Homesteaders began arriving about 1877, some settling along the Missouri north of present Mandan, near what is known as the Rock Haven boat landing.
One early settler and subsequent Morton County commissioner, Elijah Boley, arrived from Iowa, saw much potential in the new settlement and suggested it could become the "Omaha of the Northwest."
There was speculation about where the railroad would cross the Missouri; Boley thought it would be about three miles north of the present city, and so he staked his claim at that point.
As it turned out, the Northern Pacific first laid tracks across the Missouri ice farther south in 1879, and a bridge spanning the river was finished three years later.
Mandan's naming is tied to the railroad. Credit is given to Gen. T.L. Rosser, a former Confederate officer and the Northern Pacific's engineer for this division, who reportedly made the decision on a station-naming trip in 1873.
John Rea, a federal land agent and newspaperman, accompanied Rosser and later claimed it was his repeated use of the name in news dispatches eastward that made the name stick.

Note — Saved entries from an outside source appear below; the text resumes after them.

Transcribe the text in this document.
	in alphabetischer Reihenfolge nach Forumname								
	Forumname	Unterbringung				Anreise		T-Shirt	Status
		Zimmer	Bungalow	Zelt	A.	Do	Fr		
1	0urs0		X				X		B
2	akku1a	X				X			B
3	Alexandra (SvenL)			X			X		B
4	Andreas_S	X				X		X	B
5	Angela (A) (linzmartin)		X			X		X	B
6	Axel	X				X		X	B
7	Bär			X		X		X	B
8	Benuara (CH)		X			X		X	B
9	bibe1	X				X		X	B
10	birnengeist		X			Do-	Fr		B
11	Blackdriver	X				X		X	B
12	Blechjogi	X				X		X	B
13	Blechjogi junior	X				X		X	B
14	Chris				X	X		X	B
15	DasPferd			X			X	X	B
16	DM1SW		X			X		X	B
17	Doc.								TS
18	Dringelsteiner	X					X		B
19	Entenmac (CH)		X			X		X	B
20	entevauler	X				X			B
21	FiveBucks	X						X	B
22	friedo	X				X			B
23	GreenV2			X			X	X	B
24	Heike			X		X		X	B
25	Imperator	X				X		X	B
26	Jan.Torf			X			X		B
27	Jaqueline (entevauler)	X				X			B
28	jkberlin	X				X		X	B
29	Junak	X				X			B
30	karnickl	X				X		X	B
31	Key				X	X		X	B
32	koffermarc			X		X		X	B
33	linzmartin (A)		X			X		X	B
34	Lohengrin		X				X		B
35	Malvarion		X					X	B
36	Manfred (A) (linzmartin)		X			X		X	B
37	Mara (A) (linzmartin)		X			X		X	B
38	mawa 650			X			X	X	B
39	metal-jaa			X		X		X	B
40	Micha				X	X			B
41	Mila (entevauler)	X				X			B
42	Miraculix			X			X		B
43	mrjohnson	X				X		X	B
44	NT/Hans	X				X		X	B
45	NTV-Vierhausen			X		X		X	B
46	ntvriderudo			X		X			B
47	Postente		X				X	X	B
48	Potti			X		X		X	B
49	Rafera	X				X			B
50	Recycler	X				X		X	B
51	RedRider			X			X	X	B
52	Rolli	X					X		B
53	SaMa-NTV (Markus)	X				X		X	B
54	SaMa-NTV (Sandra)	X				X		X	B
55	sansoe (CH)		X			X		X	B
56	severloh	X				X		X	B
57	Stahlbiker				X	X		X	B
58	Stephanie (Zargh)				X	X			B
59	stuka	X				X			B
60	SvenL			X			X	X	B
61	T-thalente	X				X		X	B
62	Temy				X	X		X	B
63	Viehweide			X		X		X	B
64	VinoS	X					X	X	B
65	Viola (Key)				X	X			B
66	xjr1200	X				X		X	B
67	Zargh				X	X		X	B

But the use of that name wasn't accepted unanimously. In July 1878, the village took on the first of several names when the sod post office was dubbed Morton, corresponding to the county being named in honor of an Indiana governor during the Civil War.
Then, in October 1878, a group representing the Lincoln Townsite Co., which was developing a site about two miles south, proposed the name Lincon to the new county commission, and the name was accepted.
But the site didn't develop, despite offers of land and a log courthouse if the commissioners located the county seat there.
Finally, the county commission — including Gerard, Boley and Chris Nolen — voted to name the county seat Mandan on December 14, 1878. Several weeks later, commissioners set the county seat site about where the Amoco refinery is now.
One other name, Cushman, was interjected later that year by the post office for its facility at the railroad station, but the name was changed to Mandan by that fall.
As with other "railroad towns," the platting of the townsite was done by the Northern Pacific, being approved by the NP's board of directors in March 1879.
The town site, as described in February 1879 by The Tribune, "is beautifully situated at the base of a semi-circular range of hills which form a natural barrier against the wind and storms on the north and northeast sides while the heavy belt of trees on the Little Heart gives ample protection" to the south.
Mandan then had a population of 230.
By April, Mandan boasted of 123 frames and houses, with more under construction.
The little village was on its way.
In February 1881, the settlement filed for incorporation, and the amending act of the Dakota Territory Legislature incorporating the village became effective February 24.